On Sun, Oct 02, 2011 at 10:53:24PM +0200, Arnd Bergmann wrote:
On Sunday 02 October 2011 21:41:07 Mark Brown wrote:
No, gpiolib is one implementation of the GPIO API but if platforms want to go and define their own that's currently OK (personally I think at
Thanks for the explanation!
Is there any other symbol that I can test then?
You shouldn't be testing anything - the client side GPIO API (which is what this driver is using) is supposed to stub itself out when not in use so drivers should just be able to use it without worrying about dependencies. You didn't report the problem but I'd expect that whatever you saw will be an issue in whatever platform you were trying to build for (I'm guessing it hasn't provided gpio_request_one()), though it could be a problem in the gpiolib stubs if that's being used.

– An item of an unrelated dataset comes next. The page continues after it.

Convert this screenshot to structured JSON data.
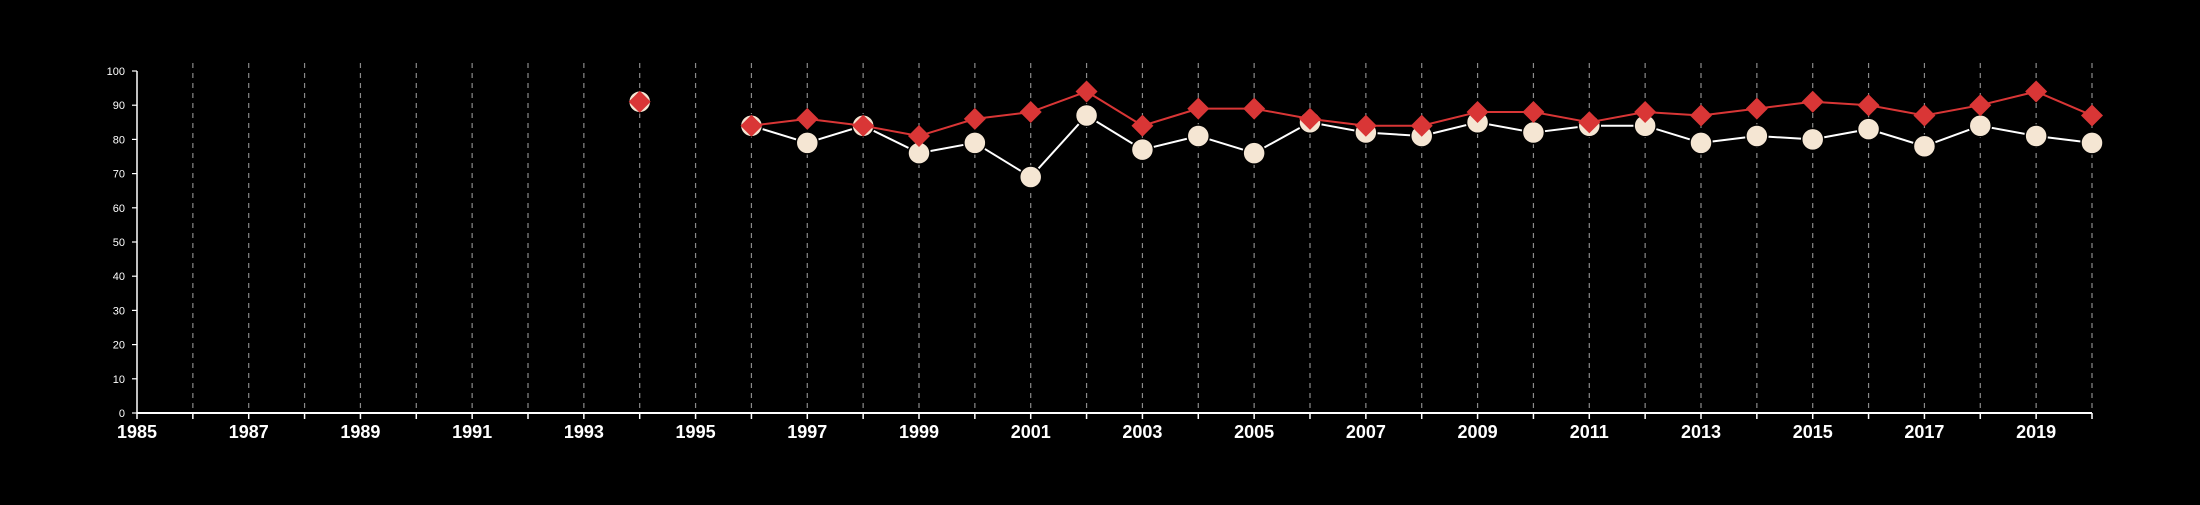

I noticed that a lot of places use 'depends on GPIOLIB' or '#ifdef CONFIG_GPIOLIB', are those usually wrong, too?
Checks for gpiolib in drivers providing GPIOs are sensible, if a platform hasn't used gpiolib then it's generally not even got an interface for drivers to provide GPIOs.
On the user side these are usually due to people making the sort of changes you're making here due to a random build coverage issue - it seems unfortunately common for people to just shove a dependency in Kconfig when they run into a build coverage issue without looking at what's going on. For a lot of the stuff you see on PCs it's going to make sense but for some of the "service" APIs like GPIOs that are more commonly used only in embedded contexts the use of the API is usually completely optional (eg, in this case the driver is controlling power and reset lines which could easily just be strapped in the hardware with no soft control and are supplied as optional platform data) so for many systems the driver is going to work completely happily without doing anything with GPIOs.
Adding dependencies to all the users needlessly restricts which systems can use the drivers. Adding ifdefs to the drivers is repetitive and isn't great for legiblity, having the header stub itself out is simpler and easier to use on the driver side.